Is It Time To Rethink The Toilet Symbol?
Meeting the Needs of Hidden Disabilities and Transgender PeoplePublished on Thursday 29 November 2018
The focus of this week’s post is toilets – more specifically the graphic symbols used to identify toilets. Over the last few years there has been much discussion about hidden disabilities. The media abound with stories of people with impairments being challenged and stigmatised for using disabled facilities, just because they don’t carry a recognised disability cue – mobility aid, cane and assistance dog.
Not all Disabilities are Visible
Crohn’s & Colitis UK, the charity supporting people suffering from inflammatory bowel diseases has been championing a sign that features the traditional disabled, male and female symbols with text identifying the facility as an accessible toilet, qualified with phrase that not all disabilities are visible. They have succeeded in getting the signs adopted by a number of high profile businesses. A tremendous credit goes to Crohn’s & Colitis UK for driving this initiative and increasing awareness and understanding about hidden disabilities.
What Does the Law State?
As a protected characteristic, The Equality Act 2010 states that transsexual people must be treated as belonging to the sex in which they present. This has sparked fierce debate around the use of single sex spaces such as toilets and changing rooms, particularly when it comes to a transgender person presenting as a woman.
Response from the Wayfinding and Sign Design Community
Discussion doing the rounds with wayfinding and sign design folk is what symbol should be used to identify gender-neutral toilets. Some argue that just featuring the symbols for female and male toilets side by side is sufficient. Search on the Internet for a gender-neutral toilet sign and you’ll see a strange half man half woman hybrid.

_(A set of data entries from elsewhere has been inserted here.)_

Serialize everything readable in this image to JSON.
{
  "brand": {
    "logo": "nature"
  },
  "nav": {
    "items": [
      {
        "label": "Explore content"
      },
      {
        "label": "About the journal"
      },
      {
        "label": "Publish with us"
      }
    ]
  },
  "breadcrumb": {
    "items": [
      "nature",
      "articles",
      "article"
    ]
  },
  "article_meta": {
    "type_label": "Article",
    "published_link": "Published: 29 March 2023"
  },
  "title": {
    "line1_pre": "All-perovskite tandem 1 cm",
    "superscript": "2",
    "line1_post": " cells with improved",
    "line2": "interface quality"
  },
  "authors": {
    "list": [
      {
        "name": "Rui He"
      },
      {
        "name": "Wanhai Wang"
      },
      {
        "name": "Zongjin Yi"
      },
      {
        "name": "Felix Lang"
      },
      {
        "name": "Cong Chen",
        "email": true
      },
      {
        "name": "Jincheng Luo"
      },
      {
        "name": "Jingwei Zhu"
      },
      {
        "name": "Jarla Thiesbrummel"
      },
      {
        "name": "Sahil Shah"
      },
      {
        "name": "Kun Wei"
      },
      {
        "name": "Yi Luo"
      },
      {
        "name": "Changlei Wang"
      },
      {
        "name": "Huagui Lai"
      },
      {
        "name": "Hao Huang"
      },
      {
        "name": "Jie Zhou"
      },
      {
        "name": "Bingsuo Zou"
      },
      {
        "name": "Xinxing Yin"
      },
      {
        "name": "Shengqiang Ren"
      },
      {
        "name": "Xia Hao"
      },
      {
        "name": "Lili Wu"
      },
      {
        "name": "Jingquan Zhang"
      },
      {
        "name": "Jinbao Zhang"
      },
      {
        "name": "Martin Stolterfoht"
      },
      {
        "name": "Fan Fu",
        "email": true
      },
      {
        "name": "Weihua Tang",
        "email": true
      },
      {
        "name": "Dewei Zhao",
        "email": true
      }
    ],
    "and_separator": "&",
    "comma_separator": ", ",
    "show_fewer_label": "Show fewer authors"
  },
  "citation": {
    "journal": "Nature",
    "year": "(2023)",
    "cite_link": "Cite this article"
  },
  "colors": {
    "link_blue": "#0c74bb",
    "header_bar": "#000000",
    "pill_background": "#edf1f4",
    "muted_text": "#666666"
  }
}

These discussions raise a number of broader questions about symbols used in wayfinding. Are we in danger of extending applications of some well-established symbols so far that they confuse rather than help? Has the wheelchair as the catchall symbol for disabled facilities had its day? Given that understanding what the male and female symbols mean can be difficult for people with cognitive disorders – should we be using something that is more representative – such as the toilet graphic advocated by some? Or do we need a more fundamental rethink about the design of buildings, so that all toilets are suitable for use by all sexes and abilities.